Businesses spend millions of dollars to design and package their products in flamboyant colors to entice consumers to buy their products. But these tactics are lost on a sizable segment of our population: people who are colorblind.

"Blue and red are the worst colors for me to have together," said Jeff Revell, a photographer in Washington, D.C. "Yet they're everywhere. It looks like the blue vibrates inside the red. It gives me a headache."

Revell is red-green colorblind; color distinctions are hard for him. Shades that are blended with red or green, such as purple and brown, all look the same.

About one in 12 men and one in 200 women in the United States are red-green colorblind like Revell, according to the National Institutes of Health. Many products on the market, from food to personal care, are not appropriately packaged for people who are colorblind, neglecting more than 250 million people worldwide, according to colorblind awareness groups.
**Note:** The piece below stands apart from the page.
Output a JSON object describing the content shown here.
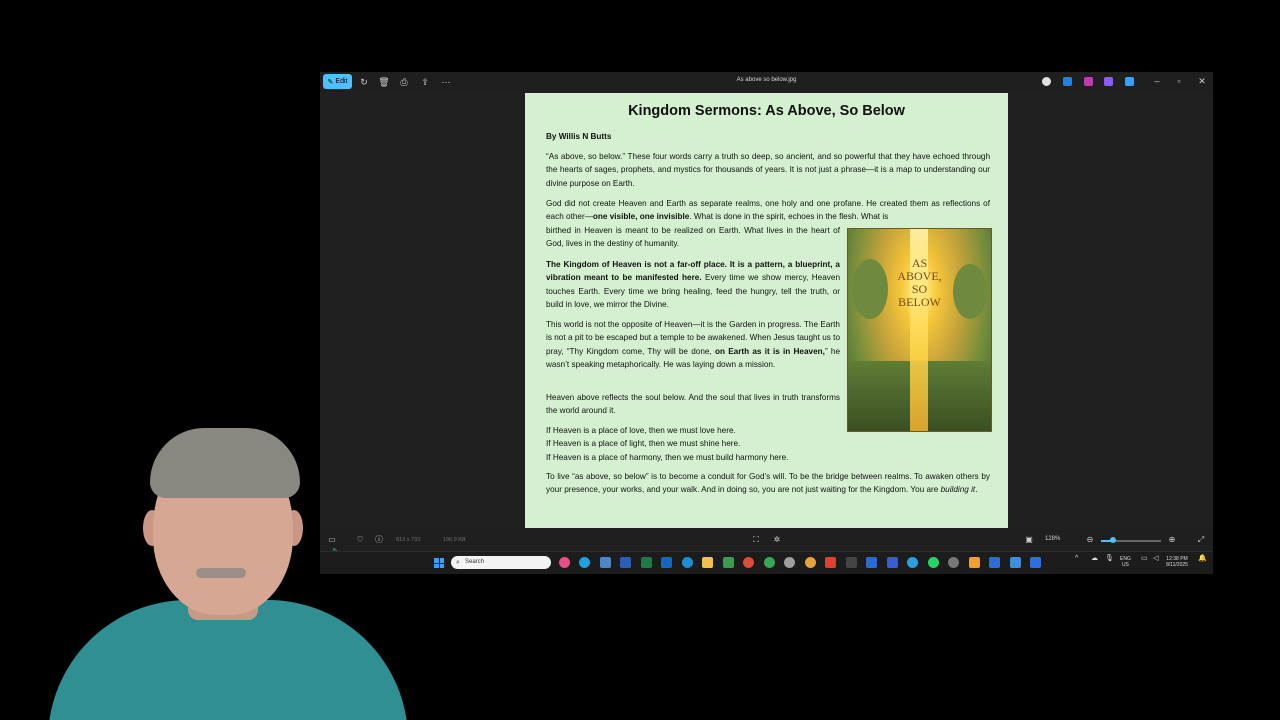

Getting businesses to start considering packaging designs that include, or exclude, certain colors will be a slow process, the groups said.

"Colorblind people don't make a fuss, because they don't realize what they can't see," said Kathryn Albany-Ward, founder of Colour Blind Awareness, a nonprofit group based in Britain. "If they knew what they were missing, they would."

Colorblind people can see colors, but fewer of them. Albany-Ward's 7-year-old son is red-green colorblind. She is trying to get businesses to understand how difficult certain color combinations can be.

"I've been in touch with a lot of toy manufacturers, and they don't even take" color blindness into account, she said, adding that many businesses are reluctant to alter packaging because of the costs involved.

In the United States, Carol Kaufman-Scarborough, a marketing professor at Rutgers University, is working toward a similar goal.

"We place so much emphasis on color as an important marketing tool, but we haven't screened people in terms of their color perception," said Kaufman-Scarborough, who put together the Color Blind Consumer Survey and published reports about colorblind shoppers.

Simplicity of colors is often better, especially when it comes to labeling, she said --even if that means having to make the packaging look less exciting.

"Black print on white background is the easiest one to be sure that's always seen," she said.

Colorblind people lack the ability to see one, two or all three colors of the normal color vision spectrum -- blue, red, green -- in varying degrees. Rarely is anyone achromatopsic, or able to see only black, white and gray. Red-green colorblindness is most common. Blue-yellow colorblindness affects fewer than one in 10,000 people, according to the National Institutes of Health. This makes blue a better color to use for colorblind consumers.

Gillette, the manufacturer of men's shaving products owned by Procter & Gamble, is packaged in blue boxes with a white logo.

"The Gillette logo is both bold and high contrast, so this could help with legibility for people who are colorblind," said Mike Norton, a Procter & Gamble spokesman.

But most American companies show little colorblind consciousness. For example, Richard Buino, a spokesman at Kraft Foods, wasn't aware if his company had a marketing plan for colorblindness.

Corporate blindness to colorblindness is seen on the manufacturing side, too. Jessica Kimbrough, an executive for the giant consumer packaging company Rock Tenn, works with many large businesses.

"We have not had any inquiries from our customers who use paperboard packaging for colors based on colorblindness," she said.

What makes designing for colorblind people even more difficult is the wide variances among them. In seventh-grade science class, Mike Lemons was handed a paper with a circle of dots and numbers in the middle and was surprised that everyone could see numbers that he could not.

Lemons, now a restaurant manager, has since become more comfortable with his colorblindness, but he said he still thinks people and businesses misunderstand the colorblind. Even two red-green colorblind people will see the world differently.

"What you fix for one person's colorblindness might actually make it more difficult for another's," he said.